I have been trying to find the time to take the little lady along to the Woodland Fairy Trail in Balfron for a while now. I know I’m a 34 year old woman, but I was pretty excited about it. Partly because I thought she’d love it and partly because I thought I would!
We headed along at the weekend, just the two of us, and had some really nice mummy daughter time. We managed to choose a beautiful day for it which probably helped, but it was such a sweet and well thought out activity for kids.
The Fairy Trail
The experience starts as soon as you get into the big barn building at reception. A lovely young gent with fairy wings on the back of his head gave us a map of the fairy trail and explained exactly where we were to go. (Despite that I still managed to go the wrong way at one point, but that was due my awful map reading skills.)
First you make your way round to the fairy village where you meet the biggest fairy in the forest inside his hut. You can find out your own fairy name there and write a question or little note to post in the tiny mail box for the fairies. You also collect your little clipboard with activity sheet here; on your way around the fairy village there are some things you have to find. If you find them you get a little prize at the end.
The fairy village has loads of little fairy houses with some really cute and really fun bits to see. There’s a wishing well; a wishing tree; little bridges to cross; gnomes to see; chimes placed throughout the village.
Each fairy door is different. They have their own numbers and there are little trinkets at most of the fairy houses (that the fairies collected for themselves, obviously). Some of them also have a name plate with the fairy’s name and a little bit about what that fairy likes.
Most of the fairy houses are in the fairy village but there are also a few dotted around the woodland walk that comes after the fairy village. The walk isn’t too long and there some bits you can cut out if you want to head back to the barn.
We had a standoff at one point during the woodland walk when she decided she’d had enough walking. To be fair to her it was a hot day, so she ended up on my shoulders for the last bit of the walk!
The little lady was so excited by the fairy houses. She knocked on every door (the fairies were all either asleep or at work unfortunately). She examined every trinket. She jangled every wind chime and spun every windmill.
When you get back to the barn at the end you can have a seat, do a little colouring and have some free tea/coffee/juice. You can also pick up your prize.
It was £8 for the two of us; £4 per person. For that you get your trip around the fairy trail to the fairy village, an activity sheet to complete on the way round, tea/coffee/juice at the end and a little treat if you complete the task that the big fairy sets you before your visit to the fairy village.
The Extra Bits
It was around a 40 minute drive for us in the mid-afternoon. It is easy to find though and is quite near Balloch if you wanted to make a wee day of it. There’s plenty parking available.
There is a buggy park at the entrance to the fairy village. The paths around this part are quite narrow (it is built for and by fairies after all) and I don’t think you’d get a pram around there very easily.

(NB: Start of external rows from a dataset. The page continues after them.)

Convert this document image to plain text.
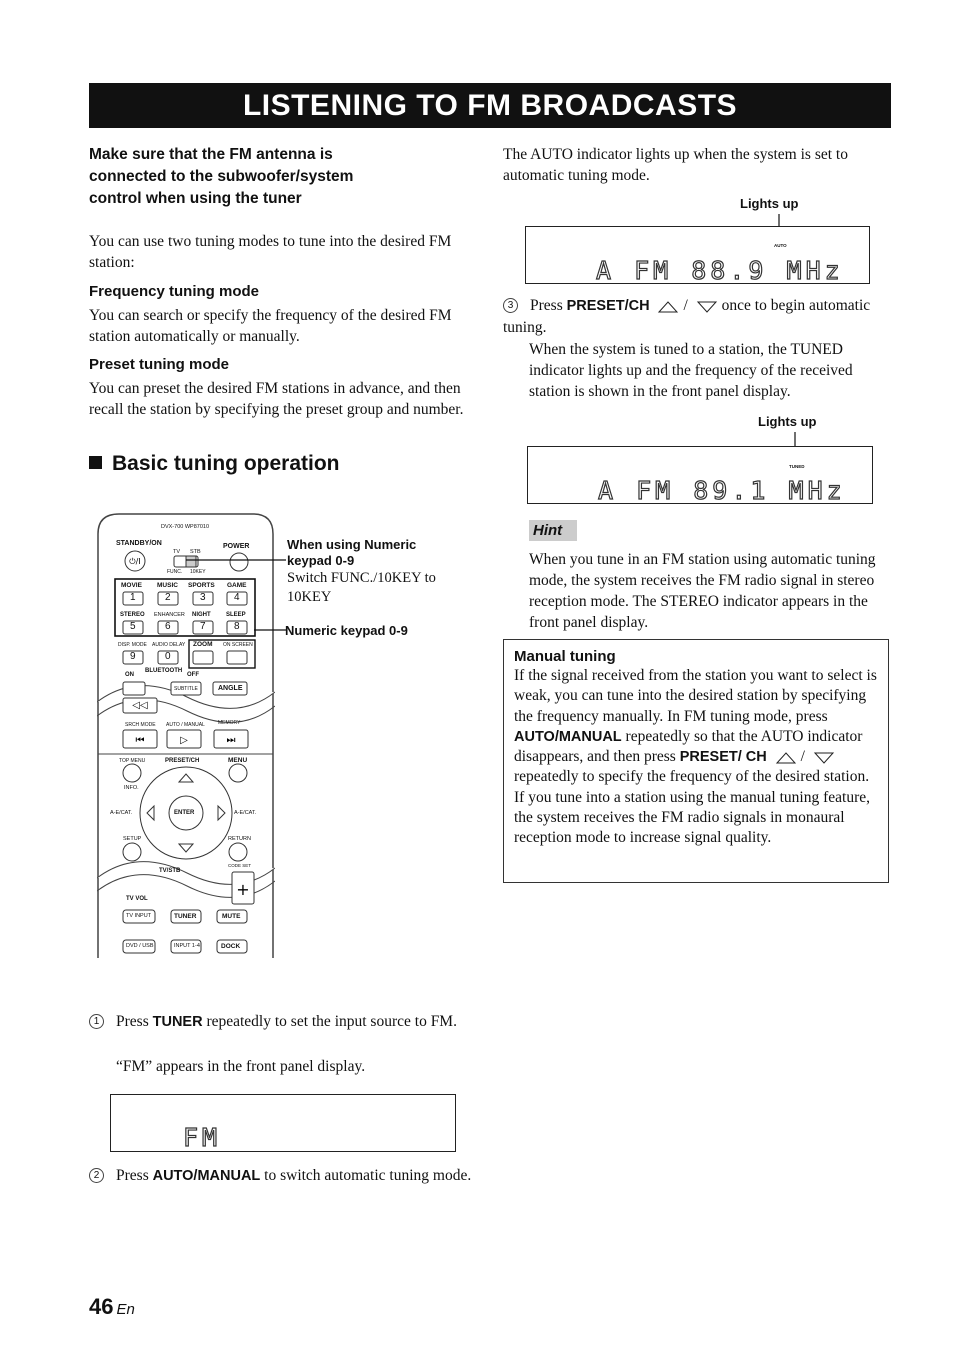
LISTENING TO FM BROADCASTS
Make sure that the FM antenna is
connected to the subwoofer/system
control when using the tuner
You can use two tuning modes to tune into the desired FM station:
Frequency tuning mode
You can search or specify the frequency of the desired FM station automatically or manually.
Preset tuning mode
You can preset the desired FM stations in advance, and then recall the station by specifying the preset group and number.
Basic tuning operation
⏻/I
◁◁
⏮	▷	⏭
+
DVX-700 WP87010
STANDBY/ON	POWER
TV STB
FUNC. 10KEY
MOVIE MUSIC SPORTS GAME
1	2	3	4
STEREO ENHANCER NIGHT	SLEEP
5	6	7	8
DISP. MODE AUDIO DELAY ZOOM ON SCREEN
9	0
BLUETOOTH
ON	OFF
SUBTITLE	ANGLE
SRCH MODE AUTO / MANUAL	MEMORY
TOP MENU	PRESET/CH	MENU
INFO.
A-E/CAT.	A-E/CAT.
ENTER
SETUP	RETURN
CODE SET
TV/STB
TV VOL
TV INPUT	TUNER	MUTE
DVD / USB	INPUT 1-4	DOCK
When using Numeric keypad 0-9
Switch FUNC./10KEY to 10KEY
Numeric keypad 0-9
1 Press TUNER repeatedly to set the input source to FM.
“FM” appears in the front panel display.
FM
2 Press AUTO/MANUAL to switch automatic tuning mode.
The AUTO indicator lights up when the system is set to automatic tuning mode.
Lights up
AUTO
A FM 88.9 MHz
3 Press PRESET/CH / once to begin automatic tuning.
When the system is tuned to a station, the TUNED indicator lights up and the frequency of the received station is shown in the front panel display.
Lights up
TUNED
A FM 89.1 MHz
Hint
When you tune in an FM station using automatic tuning mode, the system receives the FM radio signal in stereo reception mode. The STEREO indicator appears in the front panel display.
Manual tuning
If the signal received from the station you want to select is weak, you can tune into the desired station by specifying the frequency manually. In FM tuning mode, press AUTO/MANUAL repeatedly so that the AUTO indicator disappears, and then press PRESET/ CH /  repeatedly to specify the frequency of the desired station.
If you tune into a station using the manual tuning feature, the system receives the FM radio signals in monaural reception mode to increase signal quality.
46 En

Most of the woodland walk (after you visit the fairy village) is a loose stony path. We didn’t take ours but I did see a few people wandering round with prams and they looked like they were doing ok! I think it’ll just depend on your style of pram whether it’ll be easy or smooth to get around.
The whole Woodland Fairy Experience is really nicely done. The little lady had a great time and she loved everything about the fairy village. It was a really magical experience for her.
For us, because she had such a great time, it was worth the drive out. And it’s not too expensive when you get there either.
The Woodland Fairy Experience is located in North Ballochruin Farm,
Balfron, G63 0LE. It is open Thursdays, Saturdays & Sundays until September 2016.